Millions of working people will no longer be able to afford somewhere decent to live by 2024 and will need access to some type of affordable housing, new research published by the Local Government Association (LGA) warns.
The LGA, which represents more than 370 councils in England and Wales, set up a Housing Commission last year to explore how a renewed investment in the different new homes that people need can deliver significant wider benefits for communities. It is now calling on new government ministers to take urgent steps so councils can help.
The number of first-time buyers in England have fallen by a third in a decade. Research has also found that:
- a minimum of 3.98 million people of working age will still need access to affordable housing options by 2024 even if the country is able to achieve full employment by upskilling 3.5 million people to take higher paid jobs the economy has been projected to create.
- around 5.4 million people of working age will need access to affordable housing by 2024 if qualification levels do not increase. Overall demand will be higher should the economy not create the jobs projected.
- the likely demand of affordable homes for working age people will range from 2.25 million to 3.07 million, compared with 2.87 million in 2011. Overall demand will be much greater when taking into account those not working, such as pensioners.
- affordable is defined as someone who has to spend 30 per cent or more of their household income on their housing costs.
The LGA is calling for the government to allow councils to:
- borrow to invest in housing in the same way that they are able to borrow to invest in other projects
- keep 100 per cent of the receipts from properties sold through ‘right to buy’ to build new homes
- combine right to buy receipts with other funding, to use receipts to build through housing companies, and to count the value of council land in building replacements.
Cllr Stephen Morgan, Labour’s spokesperson on housing said:
“I welcome this national research from the LGA and the practical recommendations this report offers.
More and more families will be affected by the housing crisis every year.
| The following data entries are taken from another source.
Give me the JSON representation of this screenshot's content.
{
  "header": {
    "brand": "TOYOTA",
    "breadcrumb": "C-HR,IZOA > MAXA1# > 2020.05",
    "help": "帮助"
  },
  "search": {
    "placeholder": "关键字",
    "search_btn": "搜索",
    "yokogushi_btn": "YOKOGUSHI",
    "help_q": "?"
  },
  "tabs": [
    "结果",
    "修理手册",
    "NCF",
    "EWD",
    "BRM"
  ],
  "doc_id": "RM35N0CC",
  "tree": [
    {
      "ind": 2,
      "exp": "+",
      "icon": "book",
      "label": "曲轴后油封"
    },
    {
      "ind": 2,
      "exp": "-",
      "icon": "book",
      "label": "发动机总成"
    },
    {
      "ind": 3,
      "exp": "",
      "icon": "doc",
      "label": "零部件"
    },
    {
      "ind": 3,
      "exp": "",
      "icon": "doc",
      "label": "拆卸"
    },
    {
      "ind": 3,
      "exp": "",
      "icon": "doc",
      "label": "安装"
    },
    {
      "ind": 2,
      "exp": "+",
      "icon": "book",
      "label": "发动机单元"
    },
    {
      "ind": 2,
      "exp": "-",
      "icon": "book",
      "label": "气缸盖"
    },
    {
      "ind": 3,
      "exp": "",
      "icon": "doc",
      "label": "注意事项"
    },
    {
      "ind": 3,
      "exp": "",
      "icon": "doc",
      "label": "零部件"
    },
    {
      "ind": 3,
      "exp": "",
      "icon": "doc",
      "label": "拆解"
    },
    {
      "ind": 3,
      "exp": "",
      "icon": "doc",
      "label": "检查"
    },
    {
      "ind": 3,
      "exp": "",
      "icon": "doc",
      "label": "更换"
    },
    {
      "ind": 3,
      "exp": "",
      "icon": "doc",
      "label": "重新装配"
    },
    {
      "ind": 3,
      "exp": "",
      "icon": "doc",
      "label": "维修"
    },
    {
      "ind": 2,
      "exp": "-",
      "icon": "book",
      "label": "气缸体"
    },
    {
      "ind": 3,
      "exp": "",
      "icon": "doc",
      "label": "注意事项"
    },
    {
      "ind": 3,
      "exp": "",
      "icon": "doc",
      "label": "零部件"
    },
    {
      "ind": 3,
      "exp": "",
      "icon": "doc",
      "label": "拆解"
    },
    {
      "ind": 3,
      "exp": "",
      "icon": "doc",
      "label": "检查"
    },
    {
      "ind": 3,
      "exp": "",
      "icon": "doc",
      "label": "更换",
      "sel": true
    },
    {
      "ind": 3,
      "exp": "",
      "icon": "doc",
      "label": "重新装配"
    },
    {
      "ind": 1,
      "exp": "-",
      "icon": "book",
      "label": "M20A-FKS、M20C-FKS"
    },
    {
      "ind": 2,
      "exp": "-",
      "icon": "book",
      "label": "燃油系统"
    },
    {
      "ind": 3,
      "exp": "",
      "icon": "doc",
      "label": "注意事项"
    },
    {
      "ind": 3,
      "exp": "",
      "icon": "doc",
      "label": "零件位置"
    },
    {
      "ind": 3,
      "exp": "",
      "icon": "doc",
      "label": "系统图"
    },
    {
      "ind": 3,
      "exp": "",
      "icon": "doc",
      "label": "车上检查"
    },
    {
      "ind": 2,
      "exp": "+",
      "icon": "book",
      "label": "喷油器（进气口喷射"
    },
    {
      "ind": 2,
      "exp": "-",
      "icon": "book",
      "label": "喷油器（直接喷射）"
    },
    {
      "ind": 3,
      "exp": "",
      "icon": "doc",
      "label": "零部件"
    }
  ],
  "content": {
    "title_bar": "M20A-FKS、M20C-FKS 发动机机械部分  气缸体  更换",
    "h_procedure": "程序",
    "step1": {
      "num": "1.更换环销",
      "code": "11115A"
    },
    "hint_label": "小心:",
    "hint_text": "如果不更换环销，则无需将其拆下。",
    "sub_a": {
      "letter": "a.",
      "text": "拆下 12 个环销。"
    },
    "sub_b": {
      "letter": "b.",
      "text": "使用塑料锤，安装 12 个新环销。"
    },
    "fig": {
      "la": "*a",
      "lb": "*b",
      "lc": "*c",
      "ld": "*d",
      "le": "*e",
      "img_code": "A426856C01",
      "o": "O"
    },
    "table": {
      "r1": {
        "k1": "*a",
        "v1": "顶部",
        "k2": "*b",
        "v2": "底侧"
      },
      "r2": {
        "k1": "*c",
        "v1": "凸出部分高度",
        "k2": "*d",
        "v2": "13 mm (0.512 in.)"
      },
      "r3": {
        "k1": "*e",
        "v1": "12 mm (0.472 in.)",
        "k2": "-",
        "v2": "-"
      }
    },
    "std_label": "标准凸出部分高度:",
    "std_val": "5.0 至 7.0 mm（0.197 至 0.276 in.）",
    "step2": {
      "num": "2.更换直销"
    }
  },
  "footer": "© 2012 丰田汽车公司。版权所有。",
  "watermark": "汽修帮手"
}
People working hard will no longer be able to find an affordable and decent place to live if councils across the land don’t get on with the job of building the new homes that people in our communities desperately need.
People raise their concerns about how difficult it is to get their own home with me all the time so I am assured that Portsmouth City Council understands the need identified in this LGA report.
I welcome the fact that our council is already taking steps to tackle the local shortage, and I will press for further action and innovative solutions so we have more genuinely affordable housing in our great city for the benefit of local people and families”.